『夜に星を放つ』窪美澄

麦二郎
麦二郎
2023年5月8日

No.1769 2023年5月2日読了

窪美澄さんの本は、この本で8作目になる。
初めて読んだのは、話題にもなった『ふがいない僕は空を見た』で、その後は出版された順番ではなく、ランダムに読んだ記憶がある。
結構重いテーマを扱った作品が多く、全体的なイメージとしては、あまり明るい作品に出会えていないイメージだ。
その窪美澄さんが直木賞を受賞された作品と言うことで、期待しつつ新刊を買うこともなく、結局買いそびれてしまった感じで、図書館で予約を入れていた。
出てすぐに、または直木賞受賞後すぐに買わなかった理由は、特に思い付かない。

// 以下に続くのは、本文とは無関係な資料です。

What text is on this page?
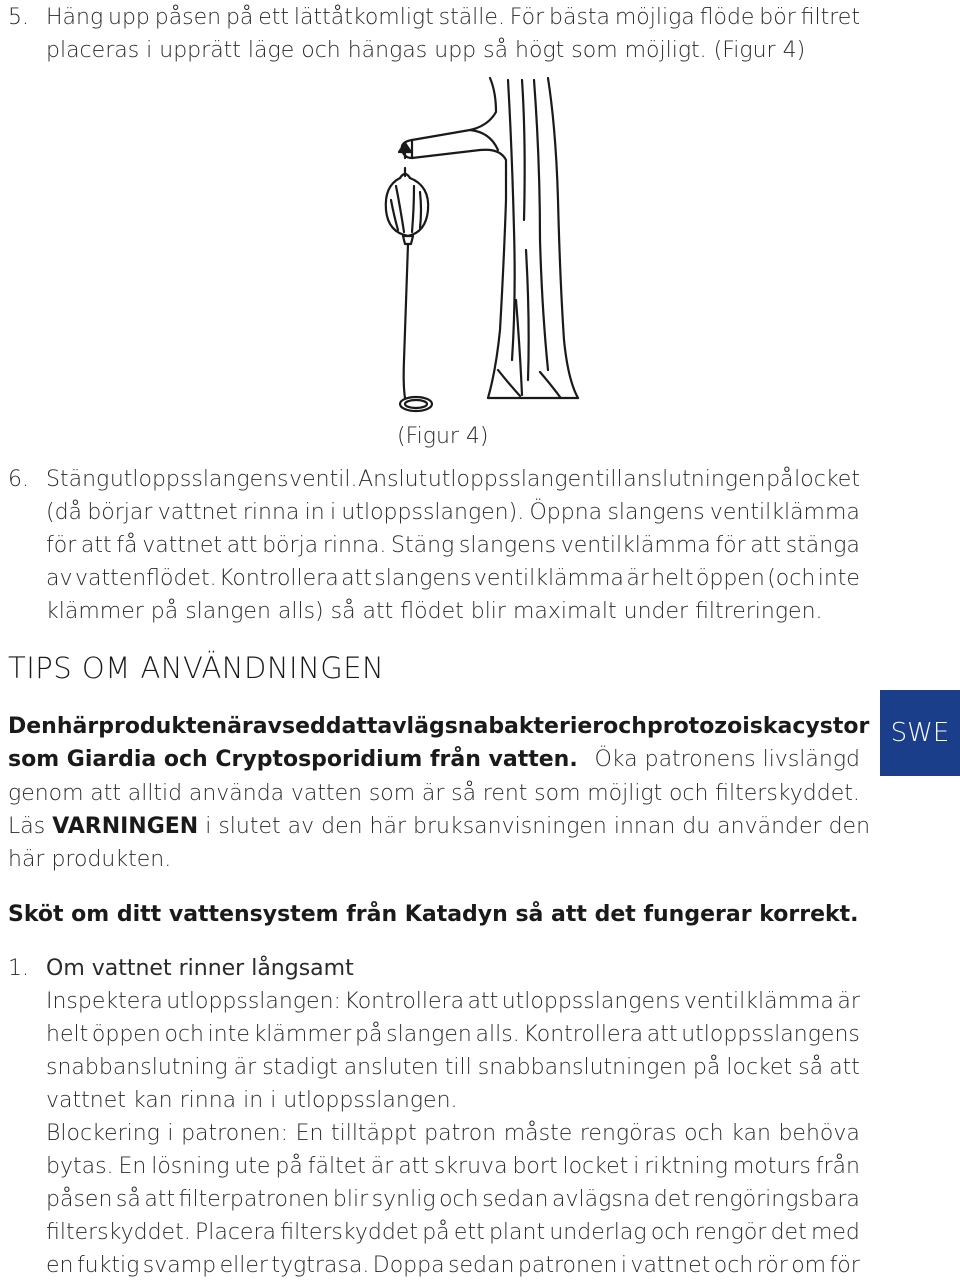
5. Häng upp påsen på ett lättåtkomligt ställe. För bästa möjliga flöde bör filtret
placeras i upprätt läge och hängas upp så högt som möjligt. (Figur 4)
(Figur 4)
6. Stäng utloppsslangens ventil. Anslut utloppsslangen till anslutningen på locket
(då börjar vattnet rinna in i utloppsslangen). Öppna slangens ventilklämma
för att få vattnet att börja rinna. Stäng slangens ventilklämma för att stänga
av vattenflödet. Kontrollera att slangens ventilklämma är helt öppen (och inte
klämmer på slangen alls) så att flödet blir maximalt under filtreringen.
TIPS OM ANVÄNDNINGEN
Den här produkten är avsedd att avlägsna bakterier och protozoiska cystor
som Giardia och Cryptosporidium från vatten. Öka patronens livslängd
genom att alltid använda vatten som är så rent som möjligt och filterskyddet.
Läs VARNINGEN i slutet av den här bruksanvisningen innan du använder den
här produkten.
SWE
Sköt om ditt vattensystem från Katadyn så att det fungerar korrekt.
1. Om vattnet rinner långsamt
Inspektera utloppsslangen: Kontrollera att utloppsslangens ventilklämma är
helt öppen och inte klämmer på slangen alls. Kontrollera att utloppsslangens
snabbanslutning är stadigt ansluten till snabbanslutningen på locket så att
vattnet kan rinna in i utloppsslangen.
Blockering i patronen: En tilltäppt patron måste rengöras och kan behöva
bytas. En lösning ute på fältet är att skruva bort locket i riktning moturs från
påsen så att filterpatronen blir synlig och sedan avlägsna det rengöringsbara
filterskyddet. Placera filterskyddet på ett plant underlag och rengör det med
en fuktig svamp eller tygtrasa. Doppa sedan patronen i vattnet och rör om för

タイミングを逃してしまった感じで、それなら気長に図書館の順番待ちをするか、ということになった。

内容

長編か中編かなと思っていたら、短編集だった。
5つの短編で構成される本で、『オール讀物』の2015年から2021年にかけて発表されている短編。
少しだけネタバレな内容になると思うけど、5つの話は以下のとおり。

「真夜中のアボカド」は、双子の妹を亡くした姉が主人公。
コロナ禍で、婚活アプリで出会った人とつきあう話。

「銀紙色のアンタレス」は、夏に海に近いおばあちゃんの家に行き、海で思い切り泳ぐ高校生の男の子が主人公。
おじいちゃんは、主人公が小学校に入った年に亡くなっている。
海辺で出会った子連れの女性に恋心を持つ。

「真珠星スピカ」は、二か月前に交通事故で母を亡くした中学生の女の子が主人公。
父親には見えないが、主人公には亡くなった母の幽霊が見える。
学校ではいじめられていて、保健室へ通う毎日。

「湿りの海」は、37歳の男性が主人公。
妻は浮気をして幼い娘を連れて、アリゾナで新しい生活を始めている。
ある日隣に引っ越してきたシングルマザーと幼い女の子と出会う。

「星の随に」は、両親が離婚し父親と一緒に暮らしている小学生の男の子が主人公。
父親の再婚相手とその息子と一緒に生活をしている。
時々別れた母親に会っている。

5つの作品が全て「星」がモチーフになっている。
そして、それぞれの主人公だったり、登場人物だったり、何かを喪失したことがベースになっている。
その喪失感とどうやって折り合いをつけるか、或いは穴埋めをするか、そんな話だ。

これから…

今回の窪美澄さんの作品は、明るいものが多い。
軽いわけではないが、これまで読んだ重い話より、何だかカラッとしているし、進む道の先には光が見えているような物語ばかり。
この作品が一番好きかも知れない。

きっと、この短編集のような作品を期待しつつ、他の窪美澄さんの作品を読むのだろう。
そう思っていたら、何だか新作が出版されたみたいだ。
『夜空に浮かぶ欠けた月たち』、これはきっと新刊を買って読むことになりそうだ。
今月は今ある積読本を0にすることにしている。
きっと、今月末に大人買いする本の中の一つになると思う。